Varying the pace and energy of a lesson can make a significant difference to the students’ level of engagement and their responsiveness to the activities presented. This is due to a few factors, such as students’ attention span, their learning style, the difficulty of the topic presented, the necessity to spend longer on one point and less on another, and so on.
When all these aspects are taken into account, it is not surprising that lessons should be created around different time and energy patterns. So, whereas the beginning of a lesson usually entails a rather quick introduction to the main topic, this is generally followed by a slower activity that leads on to the main part of the lesson. The actual teaching stage usually involves rather slow and calm activities, allowing learners enough time to process the new information. However, the second part of the lesson sees the initial dynamics repeating themselves, to provide a snappier pace when learners have already encountered the information taught.
Sometimes teachers find it hard to think of ways to liven up stages or include others that are quieter to provide a change in the pace of the lesson. Most times all it takes is tweaking the original activities, so here are a few ideas that might be helpful and don’t require too much preparation.
Making your stages more lively:
- Try to change some activities into competitions and award points to the different teams. This is a simple way to inject some energy into a stage that might otherwise result a bit dull.
- Set a time limit and project an online clock on the board, so that students feel pressurised and finish the task more quickly.
- Insert some races in the stages that need to be snappier (e.g. races to the board, outside the classroom, to the panel with the relevant information, to their partners, etc.).
- Brainstorm ideas from the whole class.
- Have a class vote on the best idea, text, performance, etc.
- Get students to swap places for different activities.

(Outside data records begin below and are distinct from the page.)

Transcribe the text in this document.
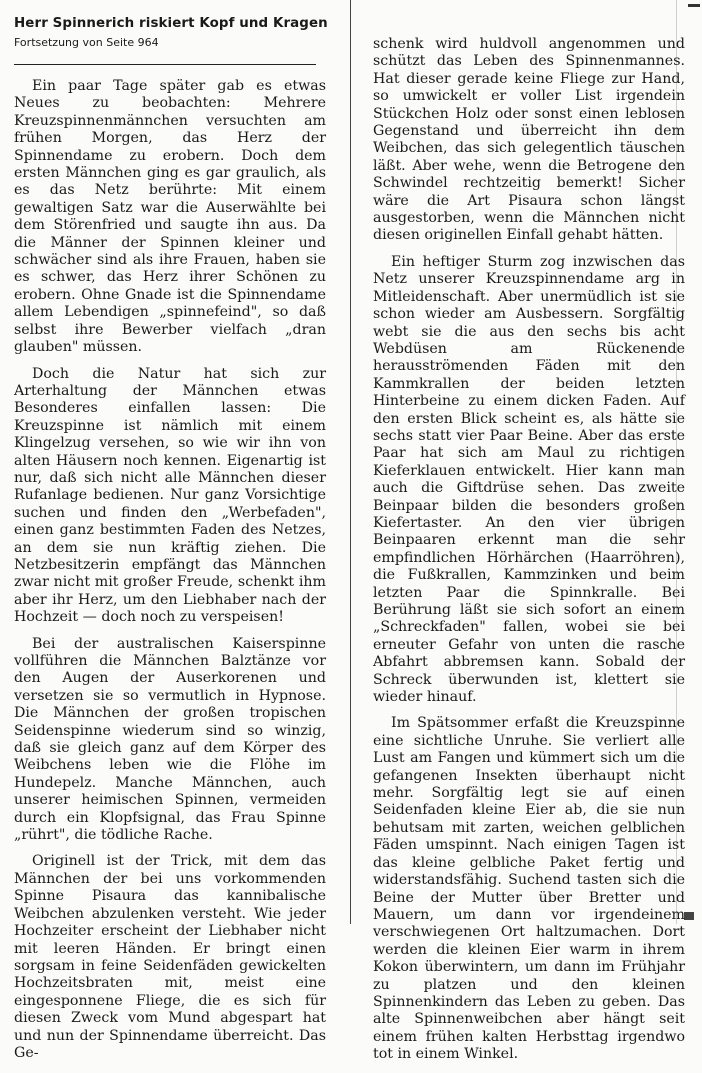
Herr Spinnerich riskiert Kopf und Kragen
Fortsetzung von Seite 964

Ein paar Tage später gab es etwas Neues zu beobachten: Mehrere Kreuzspinnenmännchen versuchten am frühen Morgen, das Herz der Spinnendame zu erobern. Doch dem ersten Männchen ging es gar graulich, als es das Netz berührte: Mit einem gewaltigen Satz war die Auserwählte bei dem Störenfried und saugte ihn aus. Da die Männer der Spinnen kleiner und schwächer sind als ihre Frauen, haben sie es schwer, das Herz ihrer Schönen zu erobern. Ohne Gnade ist die Spinnendame allem Lebendigen „spinnefeind", so daß selbst ihre Bewerber vielfach „dran glauben" müssen.

Doch die Natur hat sich zur Arterhaltung der Männchen etwas Besonderes einfallen lassen: Die Kreuzspinne ist nämlich mit einem Klingelzug versehen, so wie wir ihn von alten Häusern noch kennen. Eigenartig ist nur, daß sich nicht alle Männchen dieser Rufanlage bedienen. Nur ganz Vorsichtige suchen und finden den „Werbefaden", einen ganz bestimmten Faden des Netzes, an dem sie nun kräftig ziehen. Die Netzbesitzerin empfängt das Männchen zwar nicht mit großer Freude, schenkt ihm aber ihr Herz, um den Liebhaber nach der Hochzeit — doch noch zu verspeisen!

Bei der australischen Kaiserspinne vollführen die Männchen Balztänze vor den Augen der Auserkorenen und versetzen sie so vermutlich in Hypnose. Die Männchen der großen tropischen Seidenspinne wiederum sind so winzig, daß sie gleich ganz auf dem Körper des Weibchens leben wie die Flöhe im Hundepelz. Manche Männchen, auch unserer heimischen Spinnen, vermeiden durch ein Klopfsignal, das Frau Spinne „rührt", die tödliche Rache.

Originell ist der Trick, mit dem das Männchen der bei uns vorkommenden Spinne Pisaura das kannibalische Weibchen abzulenken versteht. Wie jeder Hochzeiter erscheint der Liebhaber nicht mit leeren Händen. Er bringt einen sorgsam in feine Seidenfäden gewickelten Hochzeitsbraten mit, meist eine eingesponnene Fliege, die es sich für diesen Zweck vom Mund abgespart hat und nun der Spinnendame überreicht. Das Ge-

schenk wird huldvoll angenommen und schützt das Leben des Spinnenmannes. Hat dieser gerade keine Fliege zur Hand, so umwickelt er voller List irgendein Stückchen Holz oder sonst einen leblosen Gegenstand und überreicht ihn dem Weibchen, das sich gelegentlich täuschen läßt. Aber wehe, wenn die Betrogene den Schwindel rechtzeitig bemerkt! Sicher wäre die Art Pisaura schon längst ausgestorben, wenn die Männchen nicht diesen originellen Einfall gehabt hätten.

Ein heftiger Sturm zog inzwischen das Netz unserer Kreuzspinnendame arg in Mitleidenschaft. Aber unermüdlich ist sie schon wieder am Ausbessern. Sorgfältig webt sie die aus den sechs bis acht Webdüsen am Rückenende herausströmenden Fäden mit den Kammkrallen der beiden letzten Hinterbeine zu einem dicken Faden. Auf den ersten Blick scheint es, als hätte sie sechs statt vier Paar Beine. Aber das erste Paar hat sich am Maul zu richtigen Kieferklauen entwickelt. Hier kann man auch die Giftdrüse sehen. Das zweite Beinpaar bilden die besonders großen Kiefertaster. An den vier übrigen Beinpaaren erkennt man die sehr empfindlichen Hörhärchen (Haarröhren), die Fußkrallen, Kammzinken und beim letzten Paar die Spinnkralle. Bei Berührung läßt sie sich sofort an einem „Schreckfaden" fallen, wobei sie bei erneuter Gefahr von unten die rasche Abfahrt abbremsen kann. Sobald der Schreck überwunden ist, klettert sie wieder hinauf.

Im Spätsommer erfaßt die Kreuzspinne eine sichtliche Unruhe. Sie verliert alle Lust am Fangen und kümmert sich um die gefangenen Insekten überhaupt nicht mehr. Sorgfältig legt sie auf einen Seidenfaden kleine Eier ab, die sie nun behutsam mit zarten, weichen gelblichen Fäden umspinnt. Nach einigen Tagen ist das kleine gelbliche Paket fertig und widerstandsfähig. Suchend tasten sich die Beine der Mutter über Bretter und Mauern, um dann vor irgendeinem verschwiegenen Ort haltzumachen. Dort werden die kleinen Eier warm in ihrem Kokon überwintern, um dann im Frühjahr zu platzen und den kleinen Spinnenkindern das Leben zu geben. Das alte Spinnenweibchen aber hängt seit einem frühen kalten Herbsttag irgendwo tot in einem Winkel.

- Get students to give you their answers by either standing or sitting down (e.g. standing could mean “yes”, while sitting down could mean “no”).
- Get students to mime actions, expressions, gestures, information to be learnt or revised.

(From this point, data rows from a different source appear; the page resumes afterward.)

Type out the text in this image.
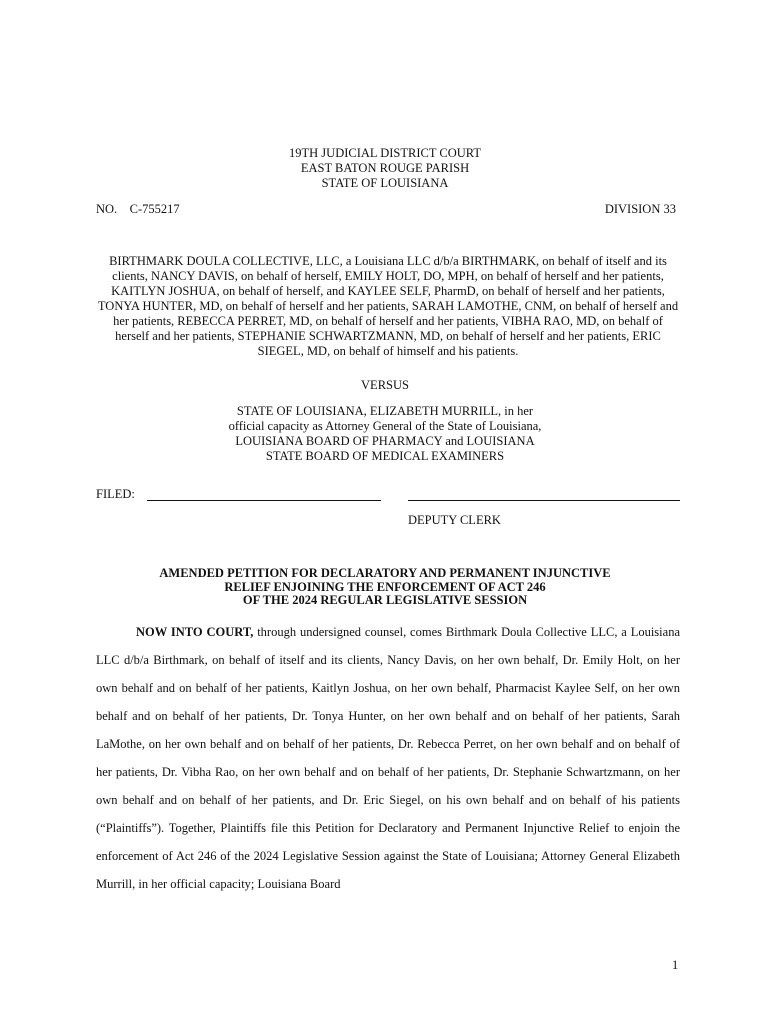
19TH JUDICIAL DISTRICT COURT
EAST BATON ROUGE PARISH
STATE OF LOUISIANA
NO.    C-755217	DIVISION 33
BIRTHMARK DOULA COLLECTIVE, LLC, a Louisiana LLC d/b/a BIRTHMARK, on behalf of itself and its clients, NANCY DAVIS, on behalf of herself, EMILY HOLT, DO, MPH, on behalf of herself and her patients, KAITLYN JOSHUA, on behalf of herself, and KAYLEE SELF, PharmD, on behalf of herself and her patients, TONYA HUNTER, MD, on behalf of herself and her patients, SARAH LAMOTHE, CNM, on behalf of herself and her patients, REBECCA PERRET, MD, on behalf of herself and her patients, VIBHA RAO, MD, on behalf of herself and her patients, STEPHANIE SCHWARTZMANN, MD, on behalf of herself and her patients, ERIC SIEGEL, MD, on behalf of himself and his patients.
VERSUS
STATE OF LOUISIANA, ELIZABETH MURRILL, in her
official capacity as Attorney General of the State of Louisiana,
LOUISIANA BOARD OF PHARMACY and LOUISIANA
STATE BOARD OF MEDICAL EXAMINERS
FILED:
DEPUTY CLERK
AMENDED PETITION FOR DECLARATORY AND PERMANENT INJUNCTIVE
RELIEF ENJOINING THE ENFORCEMENT OF ACT 246
OF THE 2024 REGULAR LEGISLATIVE SESSION
NOW INTO COURT, through undersigned counsel, comes Birthmark Doula Collective LLC, a Louisiana LLC d/b/a Birthmark, on behalf of itself and its clients, Nancy Davis, on her own behalf, Dr. Emily Holt, on her own behalf and on behalf of her patients, Kaitlyn Joshua, on her own behalf, Pharmacist Kaylee Self, on her own behalf and on behalf of her patients, Dr. Tonya Hunter, on her own behalf and on behalf of her patients, Sarah LaMothe, on her own behalf and on behalf of her patients, Dr. Rebecca Perret, on her own behalf and on behalf of her patients, Dr. Vibha Rao, on her own behalf and on behalf of her patients, Dr. Stephanie Schwartzmann, on her own behalf and on behalf of her patients, and Dr. Eric Siegel, on his own behalf and on behalf of his patients (“Plaintiffs”). Together, Plaintiffs file this Petition for Declaratory and Permanent Injunctive Relief to enjoin the enforcement of Act 246 of the 2024 Legislative Session against the State of Louisiana; Attorney General Elizabeth Murrill, in her official capacity; Louisiana Board
1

- Get students to work in groups and pass their information in circles, so that it gets completed little by little with everybody’s contribution.
Providing moments for learners to cool down:
- Ask students to think of what they have learnt at the end of the activity/lesson.

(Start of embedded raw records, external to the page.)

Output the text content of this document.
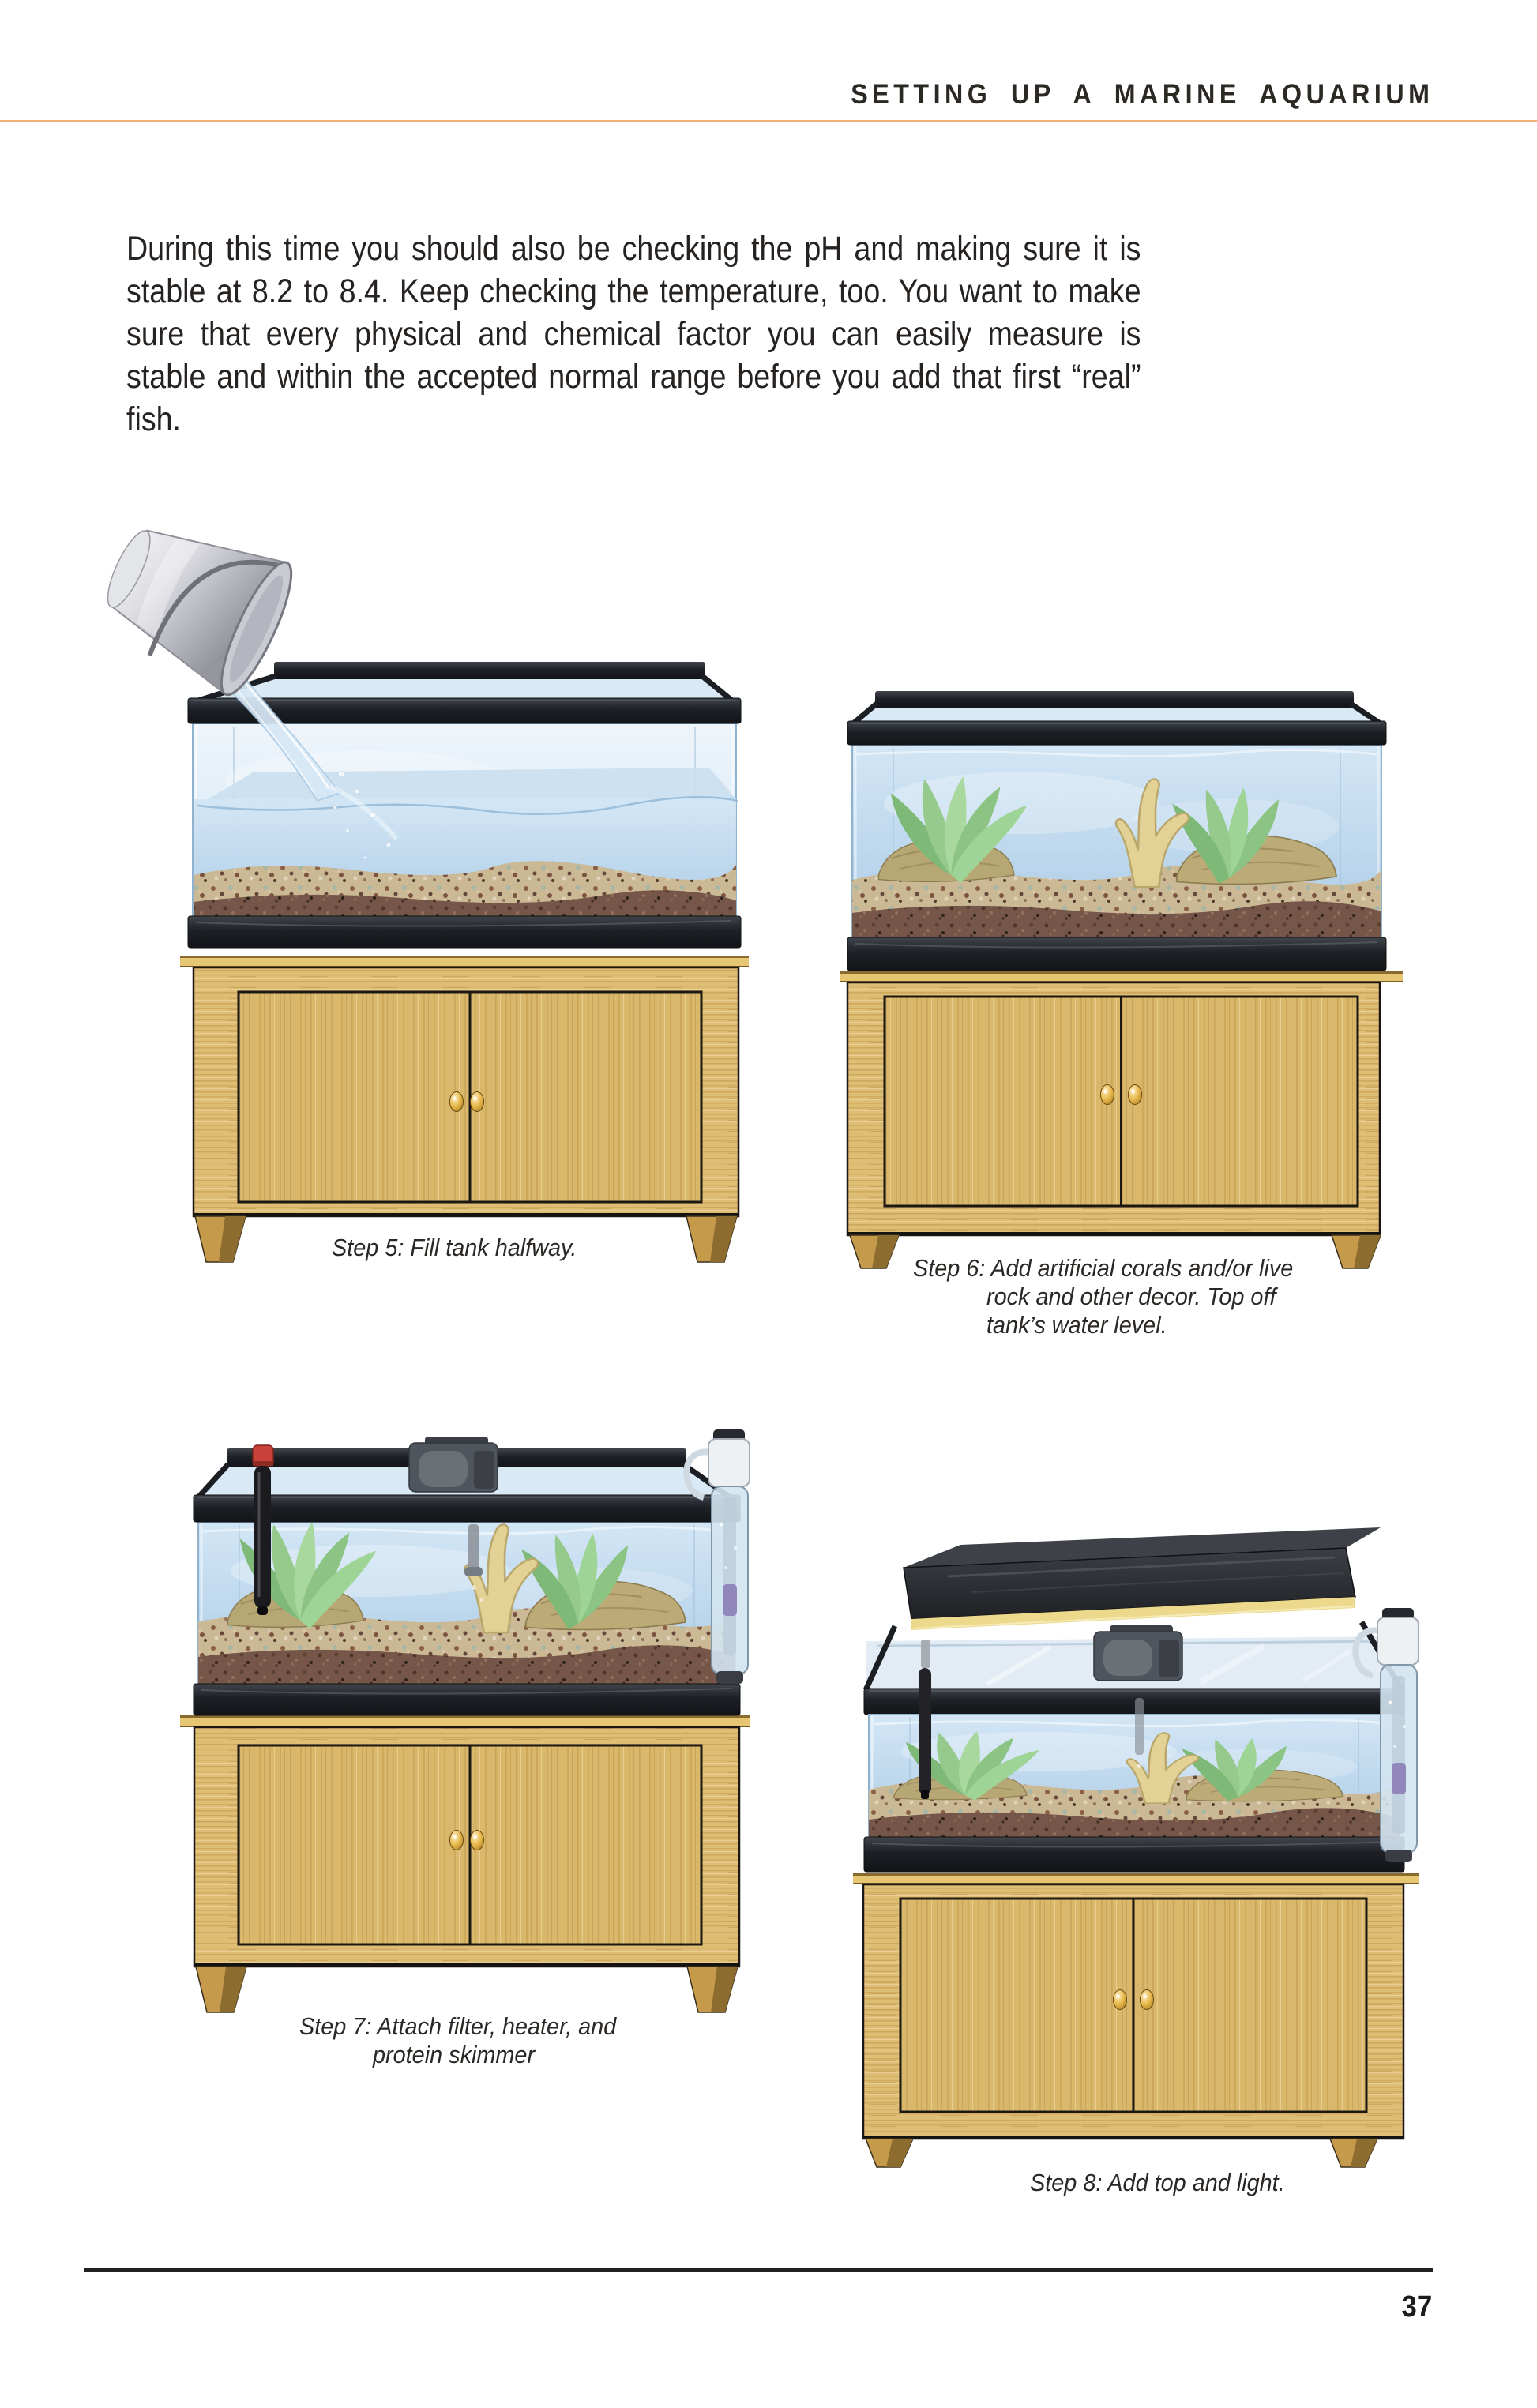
SETTING UP A MARINE AQUARIUM
During this time you should also be checking the pH and making sure it is stable at 8.2 to 8.4. Keep checking the temperature, too. You want to make sure that every physical and chemical factor you can easily measure is stable and within the accepted normal range before you add that first “real” fish.
Step 5: Fill tank halfway.
Step 6: Add artificial corals and/or live
rock and other decor. Top off
tank’s water level.
Step 7: Attach filter, heater, and
protein skimmer
Step 8: Add top and light.
37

- Get students to underline information in different colours.
- Get students to create mind-maps about the topic dealt with.
- Get students to write possible questions that they might have about the topic, and that they might want to find out more about.
- Put students in teams and ask them to create a quiz about what they have just learnt, by either researching some information on the Internet, or by looking at their books, papers, notes. The quiz could be used at a later stage to challenge the opposing team.
- Get students to represent graphically the topic of the lesson (e.g. through diagrams, charts, drawings…).
- Get students to summarise in groups the main point of a lesson or to work out the reason why they started from a certain activity and then moved onto a different one.
- Get students to swap texts, handouts, papers, and make some corrections to their partners’ written texts.
- Get students to create flash cards representing the language or the concepts learnt. These could then be displayed around the room or reused in other lessons.
- Get students to create a glossary of the items learnt in the session, adding examples to remind them of the context.